The appearance of a brain metastasis remains an ominous finding for patients with previously treated HNSCCs, irrespective of HPV status. In our series, extensive treatment involving multiple invasive neurosurgical interventions, systemic chemotherapy, and radiation therapy was attempted to palliate symptoms in patients who presented with neurological decline. While stabilization of disease was noted for a short period of time, multimodal therapy was invariably followed by tumor recurrence and/or progression. Patients with HPV-positive brain metastases did experience a longer median survival compared to patients with HPV-negative brain metastases, but the study population was not large enough to demonstrate statistical significance. Although HPV-positivity may extend the overall time course for patients with HNSCC who develop distant metastases, we find no evidence to support an expectation that HPV-related HNSCC is curable once it has metastasized to the brain.
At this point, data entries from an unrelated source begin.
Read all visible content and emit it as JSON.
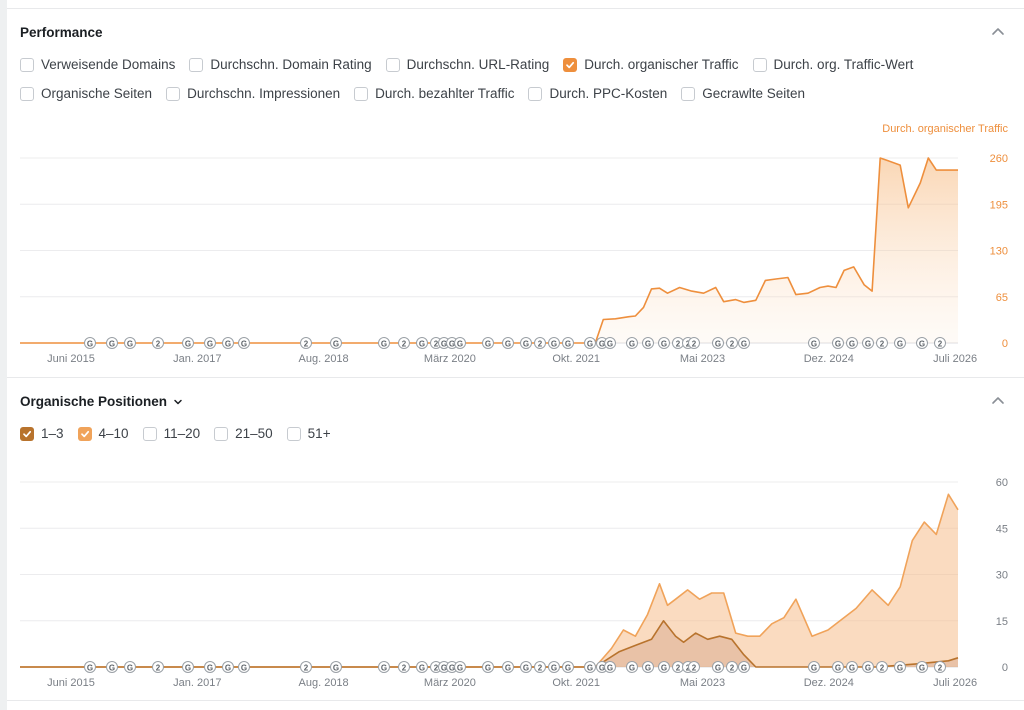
{
  "performance": {
    "title": "Performance",
    "metrics": [
      {
        "label": "Verweisende Domains",
        "checked": false
      },
      {
        "label": "Durchschn. Domain Rating",
        "checked": false
      },
      {
        "label": "Durchschn. URL-Rating",
        "checked": false
      },
      {
        "label": "Durch. organischer Traffic",
        "checked": true
      },
      {
        "label": "Durch. org. Traffic-Wert",
        "checked": false
      },
      {
        "label": "Organische Seiten",
        "checked": false
      },
      {
        "label": "Durchschn. Impressionen",
        "checked": false
      },
      {
        "label": "Durch. bezahlter Traffic",
        "checked": false
      },
      {
        "label": "Durch. PPC-Kosten",
        "checked": false
      },
      {
        "label": "Gecrawlte Seiten",
        "checked": false
      }
    ]
  },
  "positions": {
    "title": "Organische Positionen",
    "ranges": [
      {
        "label": "1–3",
        "checked": true,
        "color": "#b8732d"
      },
      {
        "label": "4–10",
        "checked": true,
        "color": "#f0a35a"
      },
      {
        "label": "11–20",
        "checked": false
      },
      {
        "label": "21–50",
        "checked": false
      },
      {
        "label": "51+",
        "checked": false
      }
    ]
  },
  "colors": {
    "accent": "#ee8f3d",
    "dark_accent": "#b8732d",
    "grid": "#ececee",
    "axis_text": "#7a7f86"
  },
  "icons": {
    "collapse": "chevron-up-icon",
    "dropdown": "chevron-down-icon",
    "check": "check-icon"
  },
  "chart_data": [
    {
      "type": "area",
      "series": [
        {
          "name": "Durch. organischer Traffic",
          "x": [
            2015.33,
            2022.5,
            2022.6,
            2022.75,
            2022.92,
            2023.0,
            2023.1,
            2023.2,
            2023.3,
            2023.4,
            2023.55,
            2023.7,
            2023.85,
            2024.0,
            2024.1,
            2024.25,
            2024.35,
            2024.5,
            2024.62,
            2024.75,
            2024.9,
            2025.0,
            2025.15,
            2025.3,
            2025.4,
            2025.5,
            2025.6,
            2025.72,
            2025.85,
            2025.95,
            2026.05,
            2026.15,
            2026.3,
            2026.4,
            2026.55,
            2026.65,
            2026.75,
            2026.9,
            2027.02
          ],
          "values": [
            0,
            0,
            33,
            34,
            37,
            38,
            50,
            76,
            77,
            70,
            78,
            73,
            70,
            78,
            58,
            61,
            57,
            60,
            88,
            90,
            92,
            68,
            70,
            78,
            80,
            78,
            102,
            107,
            82,
            73,
            260,
            256,
            250,
            190,
            225,
            260,
            243,
            243,
            243
          ]
        }
      ],
      "legend": "top-right",
      "xticks": [
        "Juni 2015",
        "Jan. 2017",
        "Aug. 2018",
        "März 2020",
        "Okt. 2021",
        "Mai 2023",
        "Dez. 2024",
        "Juli 2026"
      ],
      "yticks": [
        "0",
        "65",
        "130",
        "195",
        "260"
      ],
      "ylim": [
        0,
        260
      ]
    },
    {
      "type": "area",
      "series": [
        {
          "name": "4–10",
          "x": [
            2015.33,
            2022.5,
            2022.7,
            2022.85,
            2023.0,
            2023.15,
            2023.3,
            2023.4,
            2023.5,
            2023.65,
            2023.8,
            2023.95,
            2024.1,
            2024.25,
            2024.4,
            2024.55,
            2024.7,
            2024.85,
            2025.0,
            2025.2,
            2025.4,
            2025.55,
            2025.75,
            2025.95,
            2026.15,
            2026.3,
            2026.45,
            2026.6,
            2026.75,
            2026.9,
            2027.02
          ],
          "values": [
            0,
            0,
            6,
            12,
            10,
            17,
            27,
            20,
            22,
            25,
            22,
            24,
            24,
            11,
            10,
            10,
            14,
            16,
            22,
            10,
            12,
            15,
            19,
            25,
            20,
            26,
            41,
            47,
            43,
            56,
            51
          ]
        },
        {
          "name": "1–3",
          "x": [
            2015.33,
            2022.5,
            2022.8,
            2023.0,
            2023.2,
            2023.35,
            2023.5,
            2023.6,
            2023.75,
            2023.9,
            2024.05,
            2024.2,
            2024.35,
            2024.5,
            2025.5,
            2026.0,
            2026.5,
            2026.9,
            2027.02
          ],
          "values": [
            0,
            0,
            5,
            7,
            9,
            15,
            10,
            8,
            11,
            9,
            10,
            9,
            4,
            0,
            0,
            0,
            1,
            2,
            3
          ]
        }
      ],
      "xticks": [
        "Juni 2015",
        "Jan. 2017",
        "Aug. 2018",
        "März 2020",
        "Okt. 2021",
        "Mai 2023",
        "Dez. 2024",
        "Juli 2026"
      ],
      "yticks": [
        "0",
        "15",
        "30",
        "45",
        "60"
      ],
      "ylim": [
        0,
        60
      ]
    }
  ],
  "annotation_markers": [
    "G",
    "G",
    "G",
    "2",
    "G",
    "G",
    "G",
    "G",
    "2",
    "G",
    "G",
    "2",
    "G",
    "2",
    "G",
    "G",
    "G",
    "G",
    "G",
    "G",
    "2",
    "G",
    "G",
    "G",
    "G",
    "G",
    "G",
    "G",
    "G",
    "2",
    "2",
    "2",
    "G",
    "2",
    "G",
    "G",
    "G",
    "G",
    "G",
    "2",
    "G",
    "G",
    "2",
    "G",
    "2",
    "G",
    "G",
    "G",
    "G",
    "2",
    "G",
    "G"
  ]
}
In summary, HPV status is a powerful prognostic indicator that signals improved clinical outcomes for patients with HNSCC, but HPV status does not eradicate the threat of distant metastases. In our experience, just over half of the HNSCCs that metastasized to the brain were HPV-related. The potential for HPV-related HNSCCs to metastasize long after curative therapy argues for extended patient follow-up, but therapeutic options may be limited to palliative care when the brain is targeted as a metastatic site.